Justin Steinkötter (born 26 September 1999) is a German professional footballer who plays as a forward for SGV Heilbronn-Freiberg.

== Career ==

=== Preußen Münster ===
In 2016, Steinkötter joined SC Preußen Münster. In the first half of the 2017-18 season, he scored 14 goals in 13 matches (including four in one game against MSV Duisburg) in the Under 19 Bundesliga.
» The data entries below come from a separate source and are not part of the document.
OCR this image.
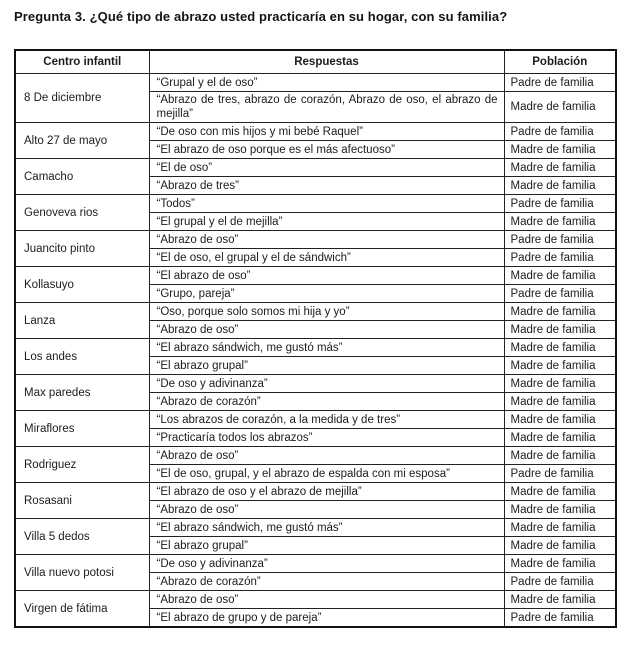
Pregunta 3. ¿Qué tipo de abrazo usted practicaría en su hogar, con su familia?

Centro infantil	Respuestas	Población
8 De diciembre	“Grupal y el de oso”	Padre de familia
	“Abrazo de tres, abrazo de corazón, Abrazo de oso, el abrazo de mejilla”	Madre de familia
Alto 27 de mayo	“De oso con mis hijos y mi bebé Raquel”	Padre de familia
	“El abrazo de oso porque es el más afectuoso”	Madre de familia
Camacho	“El de oso”	Madre de familia
	“Abrazo de tres”	Madre de familia
Genoveva rios	“Todos”	Padre de familia
	“El grupal y el de mejilla”	Madre de familia
Juancito pinto	“Abrazo de oso”	Padre de familia
	“El de oso, el grupal y el de sándwich”	Padre de familia
Kollasuyo	“El abrazo de oso”	Madre de familia
	“Grupo, pareja”	Padre de familia
Lanza	“Oso, porque solo somos mi hija y yo”	Madre de familia
	“Abrazo de oso”	Madre de familia
Los andes	“El abrazo sándwich, me gustó más”	Madre de familia
	“El abrazo grupal”	Madre de familia
Max paredes	“De oso y adivinanza”	Madre de familia
	“Abrazo de corazón”	Madre de familia
Miraflores	“Los abrazos de corazón, a la medida y de tres”	Madre de familia
	“Practicaría todos los abrazos”	Madre de familia
Rodriguez	“Abrazo de oso”	Madre de familia
	“El de oso, grupal, y el abrazo de espalda con mi esposa”	Padre de familia
Rosasani	“El abrazo de oso y el abrazo de mejilla”	Madre de familia
	“Abrazo de oso”	Madre de familia
Villa 5 dedos	“El abrazo sándwich, me gustó más”	Madre de familia
	“El abrazo grupal”	Madre de familia
Villa nuevo potosi	“De oso y adivinanza”	Madre de familia
	“Abrazo de corazón”	Padre de familia
Virgen de fátima	“Abrazo de oso”	Madre de familia
	“El abrazo de grupo y de pareja”	Padre de familia
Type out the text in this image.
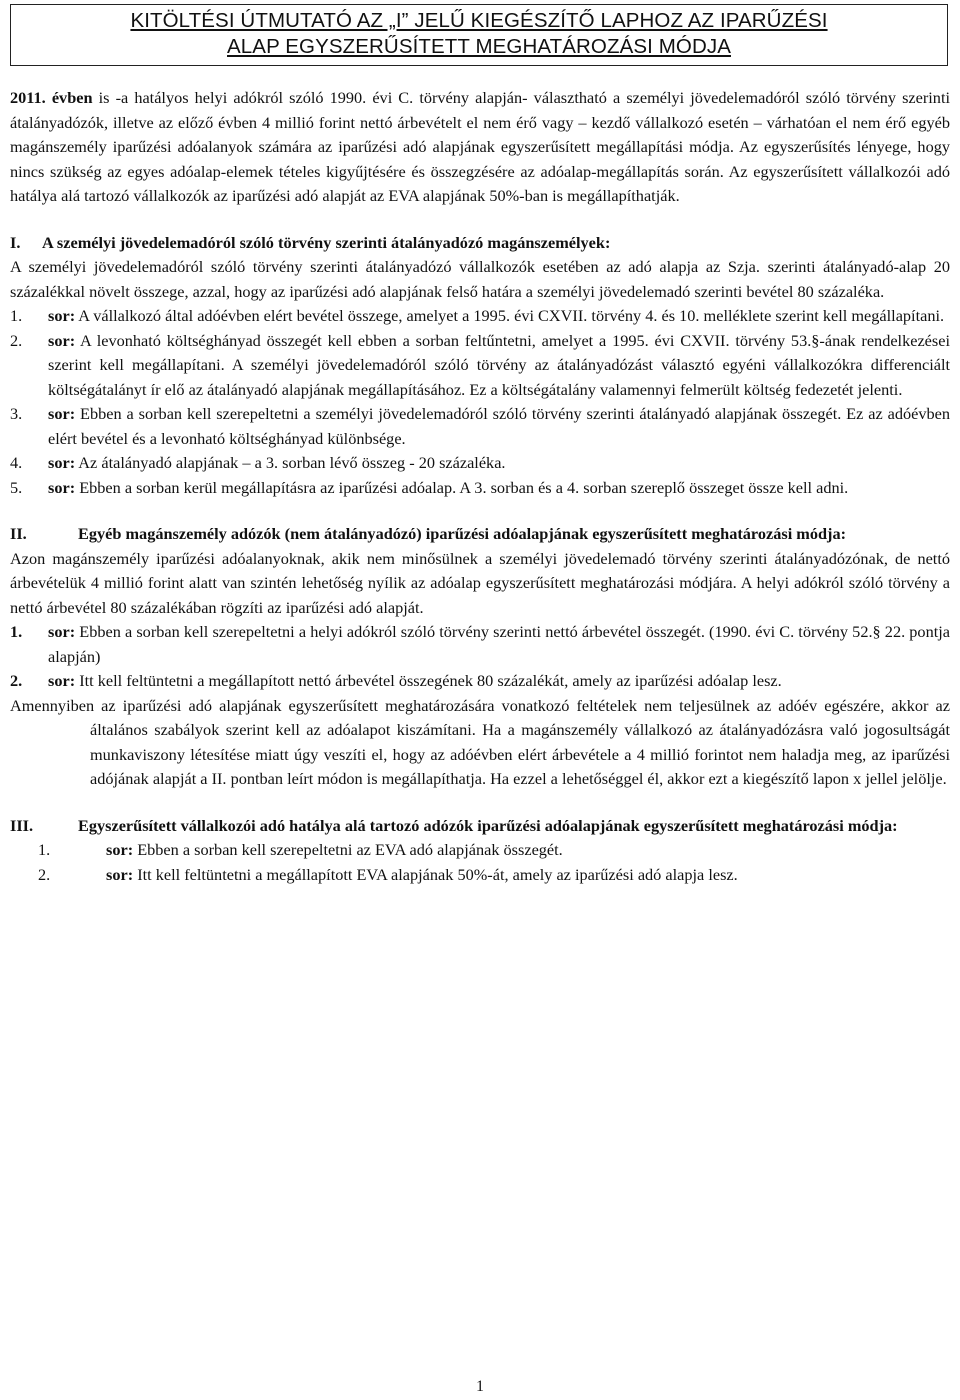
KITÖLTÉSI ÚTMUTATÓ AZ „I” JELŰ KIEGÉSZÍTŐ LAPHOZ AZ IPARŰZÉSI
ALAP EGYSZERŰSÍTETT MEGHATÁROZÁSI MÓDJA

2011. évben is -a hatályos helyi adókról szóló 1990. évi C. törvény alapján- választható a személyi jövedelemadóról szóló törvény szerinti átalányadózók, illetve az előző évben 4 millió forint nettó árbevételt el nem érő vagy – kezdő vállalkozó esetén – várhatóan el nem érő egyéb magánszemély iparűzési adóalanyok számára az iparűzési adó alapjának egyszerűsített megállapítási módja. Az egyszerűsítés lényege, hogy nincs szükség az egyes adóalap-elemek tételes kigyűjtésére és összegzésére az adóalap-megállapítás során. Az egyszerűsített vállalkozói adó hatálya alá tartozó vállalkozók az iparűzési adó alapját az EVA alapjának 50%-ban is megállapíthatják.

I.	A személyi jövedelemadóról szóló törvény szerinti átalányadózó magánszemélyek:

A személyi jövedelemadóról szóló törvény szerinti átalányadózó vállalkozók esetében az adó alapja az Szja. szerinti átalányadó-alap 20 százalékkal növelt összege, azzal, hogy az iparűzési adó alapjának felső határa a személyi jövedelemadó szerinti bevétel 80 százaléka.

1.	sor: A vállalkozó által adóévben elért bevétel összege, amelyet a 1995. évi CXVII. törvény 4. és 10. melléklete szerint kell megállapítani.
2.	sor: A levonható költséghányad összegét kell ebben a sorban feltűntetni, amelyet a 1995. évi CXVII. törvény 53.§-ának rendelkezései szerint kell megállapítani. A személyi jövedelemadóról szóló törvény az átalányadózást választó egyéni vállalkozókra differenciált költségátalányt ír elő az átalányadó alapjának megállapításához. Ez a költségátalány valamennyi felmerült költség fedezetét jelenti.
3.	sor: Ebben a sorban kell szerepeltetni a személyi jövedelemadóról szóló törvény szerinti átalányadó alapjának összegét. Ez az adóévben elért bevétel és a levonható költséghányad különbsége.
4.	sor: Az átalányadó alapjának – a 3. sorban lévő összeg - 20 százaléka.
5.	sor: Ebben a sorban kerül megállapításra az iparűzési adóalap. A 3. sorban és a 4. sorban szereplő összeget össze kell adni.
II.	Egyéb magánszemély adózók (nem átalányadózó) iparűzési adóalapjának egyszerűsített meghatározási módja:

Azon magánszemély iparűzési adóalanyoknak, akik nem minősülnek a személyi jövedelemadó törvény szerinti átalányadózónak, de nettó árbevételük 4 millió forint alatt van szintén lehetőség nyílik az adóalap egyszerűsített meghatározási módjára. A helyi adókról szóló törvény a nettó árbevétel 80 százalékában rögzíti az iparűzési adó alapját.

1.	sor: Ebben a sorban kell szerepeltetni a helyi adókról szóló törvény szerinti nettó árbevétel összegét. (1990. évi C. törvény 52.§ 22. pontja alapján)
2.	sor: Itt kell feltüntetni a megállapított nettó árbevétel összegének 80 százalékát, amely az iparűzési adóalap lesz.

Amennyiben az iparűzési adó alapjának egyszerűsített meghatározására vonatkozó feltételek nem teljesülnek az adóév egészére, akkor az általános szabályok szerint kell az adóalapot kiszámítani. Ha a magánszemély vállalkozó az átalányadózásra való jogosultságát munkaviszony létesítése miatt úgy veszíti el, hogy az adóévben elért árbevétele a 4 millió forintot nem haladja meg, az iparűzési adójának alapját a II. pontban leírt módon is megállapíthatja. Ha ezzel a lehetőséggel él, akkor ezt a kiegészítő lapon x jellel jelölje.

III.	Egyszerűsített vállalkozói adó hatálya alá tartozó adózók iparűzési adóalapjának egyszerűsített meghatározási módja:
1.	sor: Ebben a sorban kell szerepeltetni az EVA adó alapjának összegét.
2.	sor: Itt kell feltüntetni a megállapított EVA alapjának 50%-át, amely az iparűzési adó alapja lesz.
1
He also made two substitute appearances for the first team in the 3. Liga.

=== Borussia Mönchengladbach II ===
In January 2018, Steinkötter joined Borussia Mönchengladbach II. He made his debut in the Under 19 Bundesliga against his former club, Preußen Münster.

=== 1. FC Saarbrücken ===
On 20 May 2021, it was announced that Steinkötter would join 1. FC Saarbrücken on a two-year contract following the 2020–21 season.

===Fortuna Köln===
On 30 June 2023, Steinkötter agreed to join Fortuna Köln in Regionalliga West.

===1860 Munich===
In June 2025, Steinkötter moved to TSV 1860 Munich in 3. Liga.